Step 4: Now the screen asks to enter the number of motes to be created and its position (random or ellipse, linear or manual position)
In this example, 10 motes are created and click the “start” button in the Simulation Control window and enable the mote's “Log Output: printf()'s” statements in the view menu of the Network window. The network window shows the output Hello World in the sensors. Figure 7 is represented by this

motes
Figure 7 – Log Output in Motes 
This is a simple output of the Network window where it shows the “Hello World” application. If the real MicaZ motes are connected and are written the object to the motes, the Hello World will be displayed in the LCD Panel of the Sensor Motes.  The overall output is shown in Figure 8

contiki
Figure 8 – Simulation window of Contiki


Also the output of the above hello world application can be run using the terminal also 
To compile and test the program, go into the hello-world directory:
--------------------------------CODE-----------------------------

pradeep@localhost $]  cd /home/user/contiki/examples/hello-world

This will compile the hello-world program in the 'native' target.  This causes the entire Contiki operating system and the hello-world application to be compiled into a single program that can be run by typing the following command (This is depicted in Figure 9)
Figure 9 - Compilation using Terminal
pradeep@localhost $] ./hello-world.native

This will print out the following text:
Contiki initiated, now starting process scheduling
Hello, world
--------------------------------CODE-----------------------------

The program will then appear to hang, and must be stopped by pressing the C key
while holding down the Control key.

Developing new modules
Contiki comes with numerous prebuilt modules like IPv6, IPV6 udp, hello world, sensor nets, EEPROM, IRC, Ping, Ping-IPv6, etc.
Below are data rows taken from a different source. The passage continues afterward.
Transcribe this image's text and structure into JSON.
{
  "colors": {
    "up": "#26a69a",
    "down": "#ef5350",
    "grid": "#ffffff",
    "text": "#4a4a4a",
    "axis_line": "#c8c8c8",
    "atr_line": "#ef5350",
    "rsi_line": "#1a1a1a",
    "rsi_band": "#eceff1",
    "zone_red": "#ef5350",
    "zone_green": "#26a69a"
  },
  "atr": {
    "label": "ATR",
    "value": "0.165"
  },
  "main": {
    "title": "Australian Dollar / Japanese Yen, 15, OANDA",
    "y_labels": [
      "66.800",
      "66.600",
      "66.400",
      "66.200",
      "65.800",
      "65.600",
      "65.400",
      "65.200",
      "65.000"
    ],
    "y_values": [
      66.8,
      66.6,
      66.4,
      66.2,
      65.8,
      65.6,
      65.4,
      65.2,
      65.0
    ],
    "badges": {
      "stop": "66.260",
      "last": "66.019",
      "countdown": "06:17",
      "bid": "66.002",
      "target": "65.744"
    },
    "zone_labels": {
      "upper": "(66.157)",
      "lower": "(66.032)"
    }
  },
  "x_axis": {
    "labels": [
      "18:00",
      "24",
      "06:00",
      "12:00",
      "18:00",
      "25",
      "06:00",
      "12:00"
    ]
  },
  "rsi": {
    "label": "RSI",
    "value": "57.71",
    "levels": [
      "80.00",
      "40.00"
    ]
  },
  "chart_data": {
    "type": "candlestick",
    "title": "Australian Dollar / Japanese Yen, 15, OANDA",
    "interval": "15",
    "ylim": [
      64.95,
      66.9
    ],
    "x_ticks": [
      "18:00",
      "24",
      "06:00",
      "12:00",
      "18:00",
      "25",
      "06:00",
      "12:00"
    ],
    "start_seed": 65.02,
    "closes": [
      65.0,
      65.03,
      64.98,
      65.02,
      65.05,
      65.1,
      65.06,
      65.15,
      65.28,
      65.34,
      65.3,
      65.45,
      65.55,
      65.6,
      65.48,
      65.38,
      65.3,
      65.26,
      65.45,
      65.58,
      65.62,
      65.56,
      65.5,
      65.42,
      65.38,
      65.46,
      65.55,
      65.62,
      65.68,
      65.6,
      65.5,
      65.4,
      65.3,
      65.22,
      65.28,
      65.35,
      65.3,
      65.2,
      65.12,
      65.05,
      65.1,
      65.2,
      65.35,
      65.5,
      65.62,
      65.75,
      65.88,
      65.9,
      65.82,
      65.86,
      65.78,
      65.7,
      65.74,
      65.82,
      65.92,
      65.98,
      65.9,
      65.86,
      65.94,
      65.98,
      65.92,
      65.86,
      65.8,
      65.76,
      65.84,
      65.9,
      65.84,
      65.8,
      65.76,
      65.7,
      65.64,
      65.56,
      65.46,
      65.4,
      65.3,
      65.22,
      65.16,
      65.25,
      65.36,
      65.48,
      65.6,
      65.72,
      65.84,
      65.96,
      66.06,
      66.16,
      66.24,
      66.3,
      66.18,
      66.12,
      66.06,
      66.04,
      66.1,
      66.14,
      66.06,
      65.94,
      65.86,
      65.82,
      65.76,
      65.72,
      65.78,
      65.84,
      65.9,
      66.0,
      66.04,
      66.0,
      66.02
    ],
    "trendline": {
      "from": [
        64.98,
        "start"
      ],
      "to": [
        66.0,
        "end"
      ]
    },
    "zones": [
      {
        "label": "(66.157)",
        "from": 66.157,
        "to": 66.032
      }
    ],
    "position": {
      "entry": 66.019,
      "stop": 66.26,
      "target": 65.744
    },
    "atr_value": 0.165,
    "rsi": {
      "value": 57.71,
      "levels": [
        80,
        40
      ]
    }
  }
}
These modules can run with all the sensors irrespective of their make. Also there are modules that runs only on specific sensors. For example, energy of a sky mote can be used only on Sky Motes, they give errors if running with other motes like Z1 or MicaZ. 

Developers can build new modules for various sensor motes that can be used with various sensor BSPs using the conventional C programming and can be deployed in the corresponding sensors. 

Here is the C source code for above hello-world application.
--------------------------------CODE-----------------------------
#include "contiki.h"
#include <stdio.h> /* For printf() */
/*---------------------------------------------------------------------------*/
PROCESS(hello_world_process, "Hello world process");
AUTOSTART_PROCESSES(&hello_world_process);
/*---------------------------------------------------------------------------*/
PROCESS_THREAD(hello_world_process, ev, data)
{
  PROCESS_BEGIN();
  printf("Hello, world\n");
  PROCESS_END();
}
--------------------------------CODE-----------------------------

Conclusion: Internet of Things is an emerging technology that leads to Smart City, Smart home, etc applications. Over these years, implementing IOT was really a challenge and now there is one such OS contiki is available to start with.  Contiki can be very useful for deploying applications like automatic lighting system in buildings, Smart refrigerators, Wearble computing systems, domestic power management for homes, offices, etc.